The rests in Hindustani system are marked by * . The rests in Carnatic system are written as .and ,
- The syllables used in both are quite different. In Hindustani, the syllables used are dha, ga, dhi, ge, dha, ka, ti, na, tun, tin, terikita, te. The syllables used in Carnatic are ta ki ta, ta ka di mi, ta ki ta taka di mi, ta ka ta ki ta and ta ka di mi ta ka ta ki ta. For takita, tajunu may also be used, for taka, jhunu may be used too.
- The speeds in Hindustani system are called Vilambit, Madhya and Drut. The speeds in Carnatic system are called Vilambam, Madhyamam and Dhritam. These are slow, medium and fast.
- Hindustani system has some exceptional tals or fractional tals expressed in terms of an integer and a fraction. They usually contain a grouping of 1 and a ½ beats at the end of the cycle. Some examples are ArdhaJaital, UpaDasi and Sawaritals which contain 2 or more groupings of 1 ½ matras , causing an irregular pattern.

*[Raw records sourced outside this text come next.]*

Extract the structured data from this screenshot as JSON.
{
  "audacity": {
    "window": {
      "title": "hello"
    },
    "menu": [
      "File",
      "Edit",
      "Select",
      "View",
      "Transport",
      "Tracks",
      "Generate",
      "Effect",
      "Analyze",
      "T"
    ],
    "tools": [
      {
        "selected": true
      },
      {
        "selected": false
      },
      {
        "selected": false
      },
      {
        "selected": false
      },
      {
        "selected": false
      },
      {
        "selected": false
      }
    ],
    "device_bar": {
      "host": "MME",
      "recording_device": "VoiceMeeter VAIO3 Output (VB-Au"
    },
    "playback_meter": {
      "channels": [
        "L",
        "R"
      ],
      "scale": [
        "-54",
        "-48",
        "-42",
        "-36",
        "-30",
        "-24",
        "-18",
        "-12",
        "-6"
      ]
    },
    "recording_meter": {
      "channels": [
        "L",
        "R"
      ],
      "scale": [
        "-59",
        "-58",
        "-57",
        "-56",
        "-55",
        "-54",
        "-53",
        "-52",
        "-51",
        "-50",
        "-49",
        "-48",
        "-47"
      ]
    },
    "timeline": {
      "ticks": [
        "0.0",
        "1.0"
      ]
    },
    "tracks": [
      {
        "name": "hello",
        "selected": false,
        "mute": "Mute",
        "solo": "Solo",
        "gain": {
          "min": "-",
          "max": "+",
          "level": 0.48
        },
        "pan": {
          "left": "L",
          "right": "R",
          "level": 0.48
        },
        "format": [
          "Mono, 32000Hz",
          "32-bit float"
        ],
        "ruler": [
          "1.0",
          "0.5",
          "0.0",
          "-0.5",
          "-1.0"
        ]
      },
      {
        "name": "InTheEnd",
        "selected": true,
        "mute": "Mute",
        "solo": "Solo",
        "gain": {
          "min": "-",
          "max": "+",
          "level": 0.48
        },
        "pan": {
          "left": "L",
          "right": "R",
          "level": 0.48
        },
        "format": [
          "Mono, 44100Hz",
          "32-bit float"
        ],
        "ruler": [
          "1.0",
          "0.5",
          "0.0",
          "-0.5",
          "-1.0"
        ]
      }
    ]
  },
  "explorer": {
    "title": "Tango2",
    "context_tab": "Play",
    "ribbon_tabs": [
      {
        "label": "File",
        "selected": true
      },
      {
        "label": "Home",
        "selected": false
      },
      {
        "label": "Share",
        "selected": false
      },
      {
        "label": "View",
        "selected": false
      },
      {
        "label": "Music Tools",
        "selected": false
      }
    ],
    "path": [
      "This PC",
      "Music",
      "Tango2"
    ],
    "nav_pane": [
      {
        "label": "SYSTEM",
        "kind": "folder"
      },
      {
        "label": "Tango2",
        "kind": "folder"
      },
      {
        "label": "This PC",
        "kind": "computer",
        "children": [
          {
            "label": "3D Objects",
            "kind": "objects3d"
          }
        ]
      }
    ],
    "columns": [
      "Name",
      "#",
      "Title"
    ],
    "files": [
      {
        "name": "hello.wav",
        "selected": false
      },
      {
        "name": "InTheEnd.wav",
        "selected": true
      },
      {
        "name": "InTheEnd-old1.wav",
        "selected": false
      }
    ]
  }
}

The Carnatic system also has irregular talams. They have no angalakshanam and are played with irregular taps. . They have no laghu, no jaati, no nadai. Only maatras exist in them. These are known as ChaapuTalams. They are of 4 types- TisraChapu talam-3+3=6 matras, KhandaChaputalam- 5+5=10 matras, Misrachaputalam- 7
+7=14 matras and SangeernaChaapuTalam- 9+9=18 matras.
- The Carnatic system has about 175 talams .The Simhanandatala is the longest Carnatic talam. The Hindustani system has about 350 tals.
- The concluding part of a 3 cycle rhythmic ending in Hindustani system is called Tihai, whereas in Carnatic system it is called Teermaanam.
- In Carnatic music, the yati, or decorative mathematical pattern is used as an important technique and is a hallmark of this particular music system. There are 6 major yatis:
- a. GoputchaYati
- b. SrotovaahaYati
- c. DamaruYati
- d. MridangaYati
- e. SamaYati
- f. VishamaYati
In Hindustani music also, the yati is used although the place of yati in Hindustani music is very limited.
This is the overview is a short layman’s approach to knowing the broad categorization of the Hindustani and Carnatic Tala systems of India. Of course, as we delve deeper into either of them, their understanding and evolution becomes more complicated and in depth.